Chuck Grassley has had problems with the EB-5 for a while now, describing it as a program that “has been rife with fraud and national security weaknesses.” In February, he teamed with Sen. Diane Feinstein (D-CA) to introduce a bill that would terminate the EB-5.
What he wants to investigate at the moment is what he considers fraudulent representations made by a Chinese firm named Qiaowai that was marketing a Kushner Industries project in Jersey City to Chinese investors. That Grassley is concerned about this is understandable, but it appears to be missing the larger point. And that’s a point that is not lost on the president:
The most serious point of contention between the president and his son-in-law, two people familiar with the interactions said, was a video clip this month of Mr.

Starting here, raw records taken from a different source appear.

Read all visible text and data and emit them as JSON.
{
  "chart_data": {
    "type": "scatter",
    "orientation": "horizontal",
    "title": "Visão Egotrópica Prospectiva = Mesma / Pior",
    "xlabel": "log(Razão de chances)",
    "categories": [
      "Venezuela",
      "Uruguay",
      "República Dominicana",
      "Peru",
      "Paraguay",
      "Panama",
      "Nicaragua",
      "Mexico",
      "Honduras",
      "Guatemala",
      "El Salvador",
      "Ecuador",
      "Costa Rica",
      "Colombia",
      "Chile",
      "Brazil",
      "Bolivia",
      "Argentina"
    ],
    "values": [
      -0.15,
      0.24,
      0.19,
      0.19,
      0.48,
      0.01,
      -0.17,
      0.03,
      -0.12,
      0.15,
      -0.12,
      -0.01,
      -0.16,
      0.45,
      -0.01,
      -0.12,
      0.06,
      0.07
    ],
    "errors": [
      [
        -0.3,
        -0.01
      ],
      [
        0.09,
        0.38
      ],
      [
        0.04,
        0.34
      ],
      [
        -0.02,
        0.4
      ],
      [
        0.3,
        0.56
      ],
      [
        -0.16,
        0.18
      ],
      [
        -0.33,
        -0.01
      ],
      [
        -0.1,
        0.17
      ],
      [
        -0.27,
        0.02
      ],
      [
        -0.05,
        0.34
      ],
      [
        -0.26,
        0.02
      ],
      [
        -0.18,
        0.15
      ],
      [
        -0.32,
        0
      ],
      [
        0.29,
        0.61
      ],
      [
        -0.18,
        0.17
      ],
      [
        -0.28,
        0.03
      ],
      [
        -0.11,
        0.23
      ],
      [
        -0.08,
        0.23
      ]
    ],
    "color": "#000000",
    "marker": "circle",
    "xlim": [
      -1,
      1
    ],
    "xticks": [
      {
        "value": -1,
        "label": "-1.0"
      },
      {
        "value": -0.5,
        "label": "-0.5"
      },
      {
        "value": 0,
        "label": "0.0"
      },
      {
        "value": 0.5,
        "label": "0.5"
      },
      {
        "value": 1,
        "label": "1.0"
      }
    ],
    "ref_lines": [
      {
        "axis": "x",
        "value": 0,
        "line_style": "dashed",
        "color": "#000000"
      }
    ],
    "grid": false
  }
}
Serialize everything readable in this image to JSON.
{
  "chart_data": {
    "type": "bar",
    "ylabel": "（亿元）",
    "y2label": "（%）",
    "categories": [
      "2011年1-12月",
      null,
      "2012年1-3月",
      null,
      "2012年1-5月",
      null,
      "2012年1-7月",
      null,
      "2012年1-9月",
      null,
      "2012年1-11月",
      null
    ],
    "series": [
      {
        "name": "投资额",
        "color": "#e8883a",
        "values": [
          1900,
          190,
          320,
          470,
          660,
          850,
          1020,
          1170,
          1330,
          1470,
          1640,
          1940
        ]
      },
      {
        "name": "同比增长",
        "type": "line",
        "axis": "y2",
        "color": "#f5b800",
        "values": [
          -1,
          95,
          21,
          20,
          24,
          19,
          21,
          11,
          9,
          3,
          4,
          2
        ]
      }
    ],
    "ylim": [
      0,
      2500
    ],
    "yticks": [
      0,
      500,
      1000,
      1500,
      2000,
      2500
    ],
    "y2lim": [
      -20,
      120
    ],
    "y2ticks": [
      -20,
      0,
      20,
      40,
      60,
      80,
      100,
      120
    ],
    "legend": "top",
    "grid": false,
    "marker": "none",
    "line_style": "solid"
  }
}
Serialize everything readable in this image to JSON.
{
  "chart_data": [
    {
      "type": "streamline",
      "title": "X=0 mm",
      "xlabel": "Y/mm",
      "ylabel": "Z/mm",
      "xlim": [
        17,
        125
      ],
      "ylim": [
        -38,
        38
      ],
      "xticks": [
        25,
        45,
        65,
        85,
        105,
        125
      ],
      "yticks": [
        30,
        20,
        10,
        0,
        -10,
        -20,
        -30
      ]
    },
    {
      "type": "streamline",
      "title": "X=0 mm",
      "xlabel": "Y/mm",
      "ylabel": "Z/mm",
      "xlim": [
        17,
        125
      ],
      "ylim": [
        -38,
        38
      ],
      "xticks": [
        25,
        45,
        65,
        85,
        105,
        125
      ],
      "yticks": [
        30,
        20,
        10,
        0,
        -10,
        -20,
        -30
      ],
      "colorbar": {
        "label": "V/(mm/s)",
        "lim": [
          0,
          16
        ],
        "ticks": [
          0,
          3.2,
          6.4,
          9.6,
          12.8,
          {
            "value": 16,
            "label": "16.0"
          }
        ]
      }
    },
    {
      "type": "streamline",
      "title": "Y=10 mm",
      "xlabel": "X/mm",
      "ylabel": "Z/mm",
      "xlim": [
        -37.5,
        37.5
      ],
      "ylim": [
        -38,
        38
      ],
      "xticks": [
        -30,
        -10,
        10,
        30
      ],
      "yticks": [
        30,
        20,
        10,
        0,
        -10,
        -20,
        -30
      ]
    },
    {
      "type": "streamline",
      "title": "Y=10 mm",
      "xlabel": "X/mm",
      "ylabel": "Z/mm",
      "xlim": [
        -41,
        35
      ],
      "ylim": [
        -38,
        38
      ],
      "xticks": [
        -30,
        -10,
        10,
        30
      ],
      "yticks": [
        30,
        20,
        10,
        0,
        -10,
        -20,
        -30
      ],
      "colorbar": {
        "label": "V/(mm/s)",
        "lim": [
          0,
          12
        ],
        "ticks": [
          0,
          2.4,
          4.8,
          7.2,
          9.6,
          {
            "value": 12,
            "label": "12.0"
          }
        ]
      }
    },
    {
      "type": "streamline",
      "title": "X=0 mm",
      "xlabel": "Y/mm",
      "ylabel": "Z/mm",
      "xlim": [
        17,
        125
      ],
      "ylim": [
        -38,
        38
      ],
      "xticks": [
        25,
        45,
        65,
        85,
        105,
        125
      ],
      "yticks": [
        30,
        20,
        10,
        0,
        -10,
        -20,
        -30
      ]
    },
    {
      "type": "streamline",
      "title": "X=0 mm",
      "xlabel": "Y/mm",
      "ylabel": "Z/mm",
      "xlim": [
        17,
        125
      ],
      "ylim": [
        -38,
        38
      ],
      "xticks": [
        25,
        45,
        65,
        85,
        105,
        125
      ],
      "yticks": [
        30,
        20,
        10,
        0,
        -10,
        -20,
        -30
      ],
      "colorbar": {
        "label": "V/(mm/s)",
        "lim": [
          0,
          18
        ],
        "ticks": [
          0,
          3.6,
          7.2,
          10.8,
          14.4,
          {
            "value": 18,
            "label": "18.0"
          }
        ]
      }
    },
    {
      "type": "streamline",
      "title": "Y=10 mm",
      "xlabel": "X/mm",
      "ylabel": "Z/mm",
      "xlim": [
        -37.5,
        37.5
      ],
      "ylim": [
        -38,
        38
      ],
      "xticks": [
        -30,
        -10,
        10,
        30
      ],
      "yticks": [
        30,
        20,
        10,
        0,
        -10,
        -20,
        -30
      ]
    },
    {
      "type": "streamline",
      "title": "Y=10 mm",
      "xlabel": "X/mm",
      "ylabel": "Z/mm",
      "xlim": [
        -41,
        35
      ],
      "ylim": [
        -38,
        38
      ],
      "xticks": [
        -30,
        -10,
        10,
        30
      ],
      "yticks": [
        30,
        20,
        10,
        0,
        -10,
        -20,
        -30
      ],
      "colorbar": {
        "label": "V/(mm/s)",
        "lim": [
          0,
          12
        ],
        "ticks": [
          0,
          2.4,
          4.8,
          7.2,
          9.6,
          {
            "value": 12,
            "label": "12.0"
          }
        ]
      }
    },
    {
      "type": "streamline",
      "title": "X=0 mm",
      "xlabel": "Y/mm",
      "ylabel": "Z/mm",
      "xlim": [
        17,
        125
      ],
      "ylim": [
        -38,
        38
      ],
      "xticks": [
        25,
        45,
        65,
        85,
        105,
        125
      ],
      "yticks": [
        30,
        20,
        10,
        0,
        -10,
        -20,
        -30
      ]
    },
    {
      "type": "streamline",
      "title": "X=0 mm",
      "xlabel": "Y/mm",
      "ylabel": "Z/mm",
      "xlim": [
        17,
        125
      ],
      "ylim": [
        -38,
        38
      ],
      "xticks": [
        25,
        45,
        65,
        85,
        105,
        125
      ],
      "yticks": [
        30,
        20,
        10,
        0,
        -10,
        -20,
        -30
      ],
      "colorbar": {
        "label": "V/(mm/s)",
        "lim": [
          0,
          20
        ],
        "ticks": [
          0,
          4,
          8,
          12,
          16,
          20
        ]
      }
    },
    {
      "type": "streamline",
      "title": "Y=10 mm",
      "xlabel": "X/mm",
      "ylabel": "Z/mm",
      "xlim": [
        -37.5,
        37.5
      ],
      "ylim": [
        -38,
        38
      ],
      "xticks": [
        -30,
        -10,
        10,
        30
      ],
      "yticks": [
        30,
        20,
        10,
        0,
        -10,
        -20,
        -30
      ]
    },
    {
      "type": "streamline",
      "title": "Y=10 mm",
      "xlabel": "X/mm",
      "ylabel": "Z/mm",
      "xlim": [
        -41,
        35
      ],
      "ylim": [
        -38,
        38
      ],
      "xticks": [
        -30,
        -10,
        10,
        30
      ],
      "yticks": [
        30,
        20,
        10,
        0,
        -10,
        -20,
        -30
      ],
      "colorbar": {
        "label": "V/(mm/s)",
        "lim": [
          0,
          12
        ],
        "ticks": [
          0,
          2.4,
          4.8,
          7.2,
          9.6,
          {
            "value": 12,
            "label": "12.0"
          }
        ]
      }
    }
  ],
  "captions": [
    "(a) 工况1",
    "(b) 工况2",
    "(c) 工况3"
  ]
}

Kushner’s sister Nicole Meyer pitching potential investors in Beijing on a Kushner Companies condominium project in Jersey City. At one point, Ms. Meyer — who remains close to Mr. Kushner — dangled the availability of EB-5 visas to the United States as an enticement for Chinese financiers willing to spend $500,000 or more.
For Mr. Trump, Ms. Meyer’s performance violated two major rules: Politically, it undercut his immigration crackdown, and in a personal sense, it smacked of profiteering off Mr. Trump — one of the sins that warrants expulsion from his orbit.
In the following days during routine West Wing meetings, the president made several snarky, disparaging comments about Mr. Kushner’s family and the visas that were clearly intended to express his annoyance, two aides said. Mr. Kushner did not respond, at least not in earshot.
In simple terms, the president is angry that the Kushner family is using his name to promise citizenship to prospective Chinese investors, while Chuck Grassley is angry that a Chinese company used those assurances to make the same claim. This looks like a way for Grassley to continue his war on the EB-5 visa while actually shifting the accountability for this case away from the Kushner family.
This is a clever way for Grassley to protect the White House while seeming to be a tough guy. But it’s fraudulent. There are legitimate moral and national security questions about the EB-5 visa, but the main problem has been that it invites people to commit corrupt acts. There could be no more corrupt act than having the president (or his staff) making private assurances to potential investors that they’ll get citizenship in return for their investments in private commercial investment vehicles.